В Новое время дуалистический раскол мира находит поддержку в механицизме. Механическое понимание материи стремится исключить из нее все виды движения, кроме пространственного перемещения и все виды взаимодействий, кроме непосредственных столкновений. Причинно-следственная связь мыслится теперь в терминах давления одного движущегося тела на другое. Любое изменение в мире представляет собой, таким образом, механически обусловленный, необходимый, процесс. Причина, ранее понимаемая как цель и смысл, выносится за пределы этого, «объективного», мира, подчиняющегося механическим законам движения, и помещается в «картезианское» сознание. Природа как бессмысленный и мертвый продукт упорядочивания, которое осуществляется извне, субъектом, является отправной точкой парадигмы критицизма. Возникает парадоксальная ситуация: запрет на метафизику вытекает из определенных метафизических предпосылок, которые, именно в силу запрета на метафизику, не могут быть пересмотрены.
Впрочем, анти-метафизическая установка, определявшая, с начала XIX в., «генеральную линию» европейской философии, не стала исчерпывающей. Кроме философов-эпистемологов, полагавших метафизику заблуждением тщеславных интеллектуалов, находятся также, мыслители, чьи работы, несмотря на кантовский запрет, выражают неискоренимую потребность философии размышлять о бытии. К таким мыслителям, пребывающим, правда, в подавляющем меньшинстве, следует отнести А.Н.Уайтхеда. По его собственному признанию, он восстанавливает «докантовские способы мышления» [200] и движется «от объективности, благодаря которой внешний мир есть данность, к субъективности, посредством которой возникает единый индивидуальный опыт» [201].

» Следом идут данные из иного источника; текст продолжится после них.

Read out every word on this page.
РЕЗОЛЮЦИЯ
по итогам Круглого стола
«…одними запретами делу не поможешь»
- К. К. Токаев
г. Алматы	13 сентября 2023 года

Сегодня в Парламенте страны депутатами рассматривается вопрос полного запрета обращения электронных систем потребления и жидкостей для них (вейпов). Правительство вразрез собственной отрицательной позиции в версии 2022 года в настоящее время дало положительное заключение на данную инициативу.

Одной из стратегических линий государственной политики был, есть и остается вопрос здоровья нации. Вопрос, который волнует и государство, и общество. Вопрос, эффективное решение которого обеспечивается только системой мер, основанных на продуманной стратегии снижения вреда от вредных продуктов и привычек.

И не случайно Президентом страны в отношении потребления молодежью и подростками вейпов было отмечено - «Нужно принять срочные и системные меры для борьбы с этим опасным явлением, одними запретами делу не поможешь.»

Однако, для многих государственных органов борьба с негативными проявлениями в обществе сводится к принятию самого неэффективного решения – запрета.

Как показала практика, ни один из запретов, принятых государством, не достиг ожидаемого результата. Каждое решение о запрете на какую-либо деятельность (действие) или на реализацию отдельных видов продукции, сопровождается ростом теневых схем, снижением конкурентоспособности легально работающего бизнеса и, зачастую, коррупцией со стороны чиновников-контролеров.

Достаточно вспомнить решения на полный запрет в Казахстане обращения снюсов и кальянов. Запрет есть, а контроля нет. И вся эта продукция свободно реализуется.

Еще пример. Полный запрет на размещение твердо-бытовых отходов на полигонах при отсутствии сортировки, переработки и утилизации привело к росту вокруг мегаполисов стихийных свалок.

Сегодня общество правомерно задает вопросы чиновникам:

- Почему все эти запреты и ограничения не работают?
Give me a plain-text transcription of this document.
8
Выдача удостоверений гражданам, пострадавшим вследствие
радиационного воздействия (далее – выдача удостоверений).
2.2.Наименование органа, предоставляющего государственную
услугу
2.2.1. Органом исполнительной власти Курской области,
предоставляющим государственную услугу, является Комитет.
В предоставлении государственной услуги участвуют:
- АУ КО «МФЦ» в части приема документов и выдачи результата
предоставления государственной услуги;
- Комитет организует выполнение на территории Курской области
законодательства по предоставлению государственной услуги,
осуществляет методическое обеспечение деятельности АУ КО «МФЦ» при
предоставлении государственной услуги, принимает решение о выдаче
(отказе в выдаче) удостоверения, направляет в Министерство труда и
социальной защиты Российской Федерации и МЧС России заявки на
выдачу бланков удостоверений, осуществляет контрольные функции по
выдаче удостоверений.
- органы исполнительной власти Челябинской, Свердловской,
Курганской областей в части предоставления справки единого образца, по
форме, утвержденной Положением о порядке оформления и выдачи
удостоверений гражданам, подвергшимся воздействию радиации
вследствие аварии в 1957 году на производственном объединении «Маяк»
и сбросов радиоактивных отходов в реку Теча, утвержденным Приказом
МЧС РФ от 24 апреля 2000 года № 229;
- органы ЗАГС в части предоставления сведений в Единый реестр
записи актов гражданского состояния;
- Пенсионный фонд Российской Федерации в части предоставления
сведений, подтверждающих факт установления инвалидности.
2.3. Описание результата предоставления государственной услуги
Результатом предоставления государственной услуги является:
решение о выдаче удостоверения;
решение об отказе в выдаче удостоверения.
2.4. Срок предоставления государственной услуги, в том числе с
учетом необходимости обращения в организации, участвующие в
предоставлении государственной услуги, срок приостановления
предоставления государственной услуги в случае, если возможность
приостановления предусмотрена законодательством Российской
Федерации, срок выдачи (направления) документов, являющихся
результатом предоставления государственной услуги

Философия Уайтхеда, вновь вернулась к окончательно казалось оставленному мыслителями построению систем, что обеспечило ей нелегкую судьбу: долгое время ею интересовались почти исключительно теологи (на них, по понятным причинам, «запрет на метафизику» не распространялся). Со стороны же магистрального направления англо-американской мысли она встречала в лучшем случае молчаливое недоумение. Но в конце XX столетия ситуация изменилась. В связи с общим оживлением онтологической проблематики возникает все более устойчивый интерес к Уайтхеду и к так называемой «процесс-философии», которая сформировалась в середине XX в. под влиянием его концепций. И самым, пожалуй, неожиданным поворотом на пути этого «приключений идей» явилось то, что философия Уайтхеда встретила благожелательный и заинтересованный отклик со стороны постпозитивистов и социологов науки [202].
Попытаюсь объяснить, почему социал-конструктивистская рецепция Уайтхеда выглядит неожиданной. Дело в том, что традиция постпозитивизма и тесно связанная с ней социология науки стали закономерным итогом эволюции «критической установки» посткантовской философии. Критицизм в качестве фундаментальной посылки принимает положение о сознании как абсолютной системе координат и наделяет субъекта абсолютной мерой ответственности за все произведенное знание. Очевидный перекос в сторону активности «субъекта» достигается за счет пассивности «объекта», который молча дожидается истолкования и оценки. Да и существует ли он? Вопрос о существовании «внешнего мира» критическая философия выносит за пределы возможного опыта и делает упор на исследовании способов организации явлений, эволюционируя от «абсолютной твердости» трансцендентальной субъективности к «делимому до бесконечности» сознанию «телесно-практического» субъекта XX в.